Er: Sag, warst du schon einkaufen? Der Kühlschrank ist fast leer! Sie: Ich war doch gestern einkaufen. (Sie schaut erstaunt in den Kühlschrank.) Aber es ist doch alles da, Milch, sechs Eier … Da wirst du doch wohl nicht verhungern!

Er (ungehalten): Bitte schau genau. In der Milchpackung ist gerade einmal ein Tropfen drin.

Sie: Okay, davon hätte ich schon mehr kaufen können, da hast du Recht.

Er (alarmiert): Und überhaupt. Wir wollten doch ein großes Frühstück machen und einen Kuchen backen. Du kaufst immer viel zu wenig ein! Was soll das?

Sie: Ach du, du übertreibst immer. Es ist immer genug da, und trotzdem ist es dir nie genug. Du wirst schon sehen, das passt schon.
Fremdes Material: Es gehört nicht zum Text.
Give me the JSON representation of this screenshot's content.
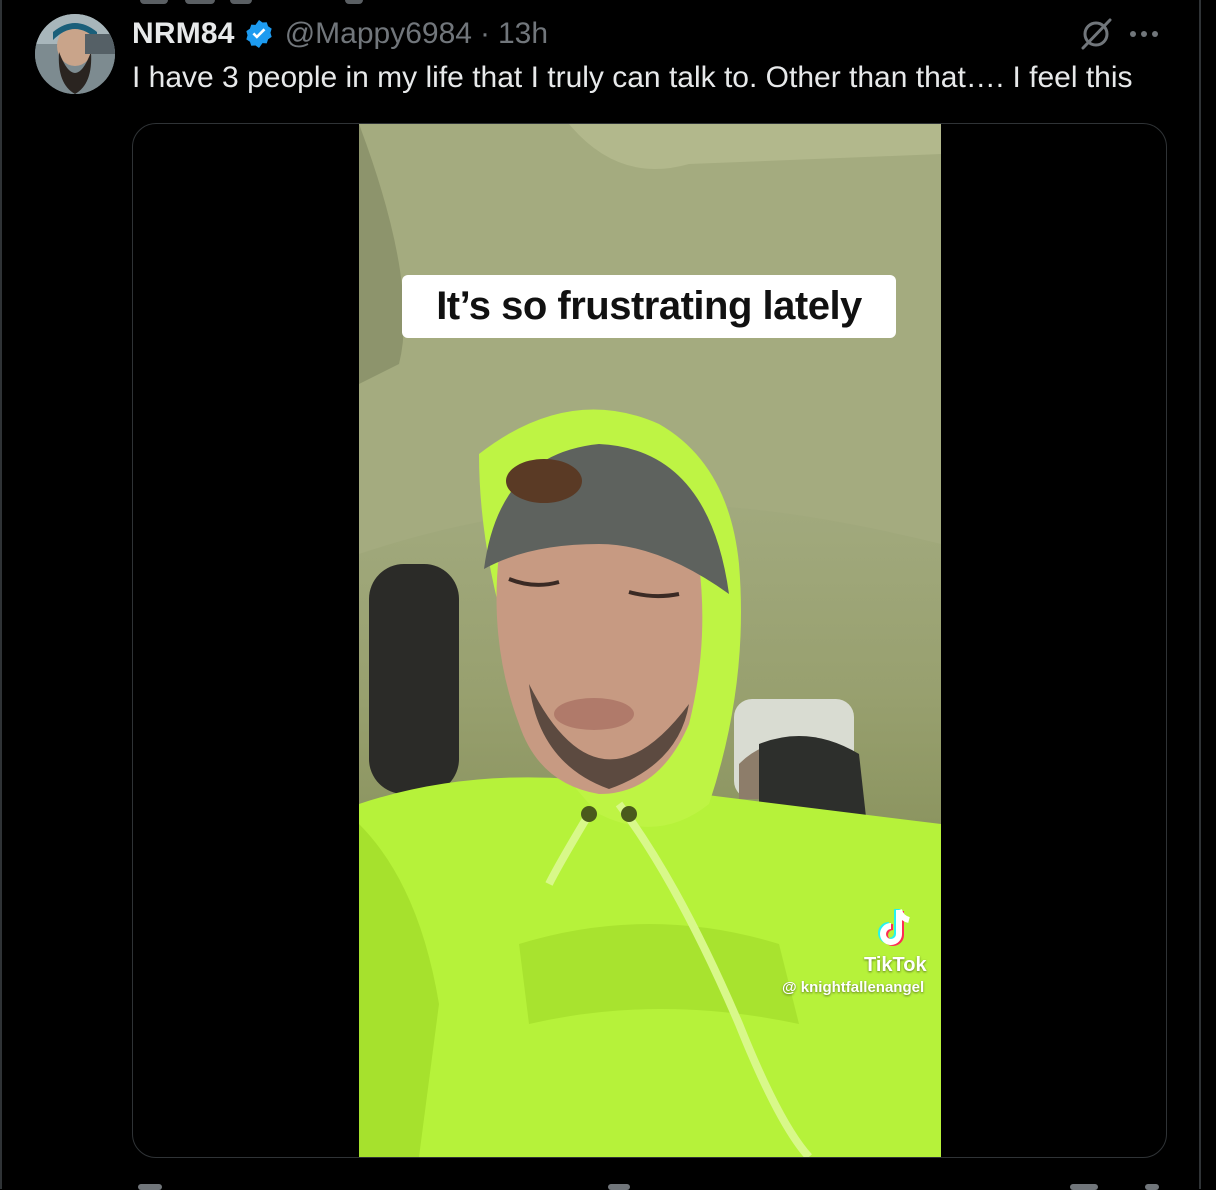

Er: Nein, also wirklich. Mir reicht’s! Ich gehe jetzt zum Markt einkaufen.

So ist es oft: Wo der eine gähnende Leere im Kühlschrank sieht, erkennt die andere die Fülle. Wo der eine aufgebracht seine Wünsche einfordert, beschwichtigt die andere und gibt klein bei. Und so kennen Sie es vermutlich auch: Es gibt Themen, da sind Sie und Ihr Partner bzw. Ihre Partnerin eindeutig uneins.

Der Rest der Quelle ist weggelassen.